In Premier League terms, their spending this summer has been modest.

Dick Advocaat

Dick Advocaat

They badly need to make a couple of further investments along the lines of the £8m spent on Jeremain Lens if they are serious about avoiding another nail-biter with the drop.

An additional outlay of £20m or so is peanuts compared to the windfall which comes with Premier League football next season.

Saying that, the concern at the King Power Stadium was that even if Sunderland had brought in another couple of extra players in time for the start of the season, would it have made a difference?

A defeat which was far more miserable than the 4-2 scoreline suggested, was not solely to do with a lack of quality.

Sunderland couldn’t even muster the basics as they capitulated after the softly-conceded opening goal.

For one, Leicester were a couple of yards quicker.

On the opening day of the season, players will inevitably be striving for their peak level of match sharpness. But worryingly, Leicester simply looked fitter. Why?

Surely it’s not just coincidence that all of Leicester’s pre-season friendlies were on these shores, while Sunderland were competing in jet-lagged encounters on the other side of the Atlantic.

It wasn’t just that Leicester were first to the 50-50s or were a couple of yards quicker across the turf though. The Foxes were able to take advantage of an utter lack of organisation and cohesion in Sunderland’s ranks.

Dick Advocaat wants to play with rampaging full-backs, yet that leaves a responsibility on the midfielders to add an extra layer of protection. That was never evident on Saturday.

Leicester utterly dominated in the middle of the park. On this evidence, new signing Yann M’Vila isn’t going to have to fight particularly hard to get a place in the starting XI.

But it was the raggedness of the back-line which proved fatal. One Sunderland fan remarked on Twitter yesterday that Advocaat’s side looked as if they were playing a 2-7-1 formation.

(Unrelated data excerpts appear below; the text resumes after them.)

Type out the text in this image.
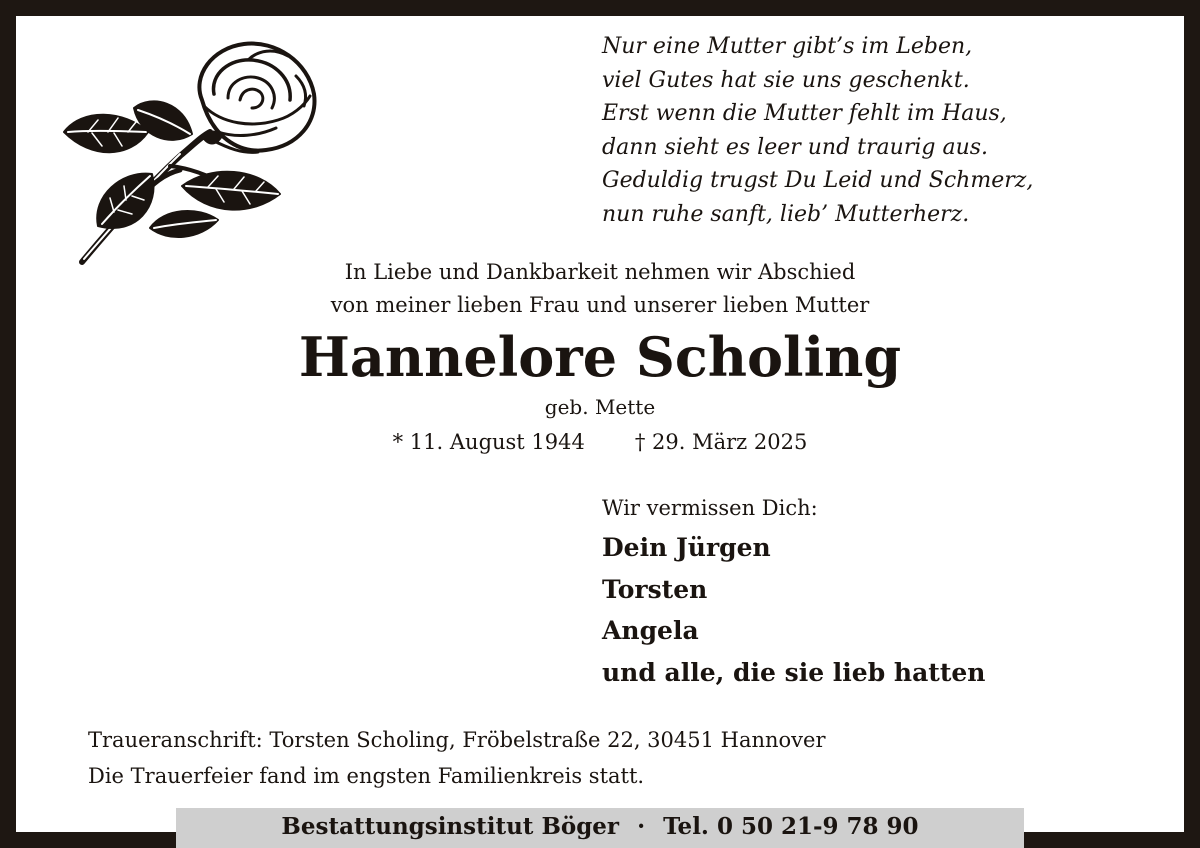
Nur eine Mutter gibt’s im Leben,
viel Gutes hat sie uns geschenkt.
Erst wenn die Mutter fehlt im Haus,
dann sieht es leer und traurig aus.
Geduldig trugst Du Leid und Schmerz,
nun ruhe sanft, lieb’ Mutterherz.
In Liebe und Dankbarkeit nehmen wir Abschied
von meiner lieben Frau und unserer lieben Mutter
Hannelore Scholing
geb. Mette
* 11. August 1944 † 29. März 2025
Wir vermissen Dich:
Dein Jürgen
Torsten
Angela
und alle, die sie lieb hatten
Traueranschrift: Torsten Scholing, Fröbelstraße 22, 30451 Hannover
Die Trauerfeier fand im engsten Familienkreis statt.
Bestattungsinstitut Böger · Tel. 0 50 21-9 78 90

Billy Jones – and replacement Adam Matthews for that matter – was regularly caught out of position in attempting to combat Leicester’s wing-backs, and was frighteningly unreliable on the ball.

On the opposite flank, Patrick van Aanholt showed no responsibility or inclination to fulfil his defensive duties and it left acres for dangermen Riyad Mahrez and Jamie Vardy to run in behind.

Vardy loves nothing more than to run and chase, so why on earth give him the room to do that?

For the vast majority of the second half, van Aanholt was playing as a left-winger and neither of the exposed, rusty cente-halves Younes Kaboul or Sebastian Coates showed an inclination to issue a rollicking and order him to stay back.

The organisational qualities of John O’Shea were badly, badly missed and Advocaat will surely have to contemplate restoring the captain to the starting line-up against Norwich City.

It’s hardly the first time van Aanholt has been defensively susceptible though and if there is a left-back available this month (Marcos Alonso anyone?) then you wonder if Sunderland will make a move.

Considering the defensive ranks have already been ‘strengthened’, Sunderland hardly gave any encouragement that they are any better in that department.

Jermain Defoe was the one Sunderland player to emerge with any credit, yet he is not a frontman capable of leading the line in Advocaat’s favoured 4-3-3 and that is still a priority for the remainder of this window.

So too is a midfielder capable of controlling a game.

There was no control from Sunderland on the opening day, it was kamikaze football.

But there can be no papering over the cracks now from a few misleading results early in the campaign. Sunderland’s players clearly need some extra help.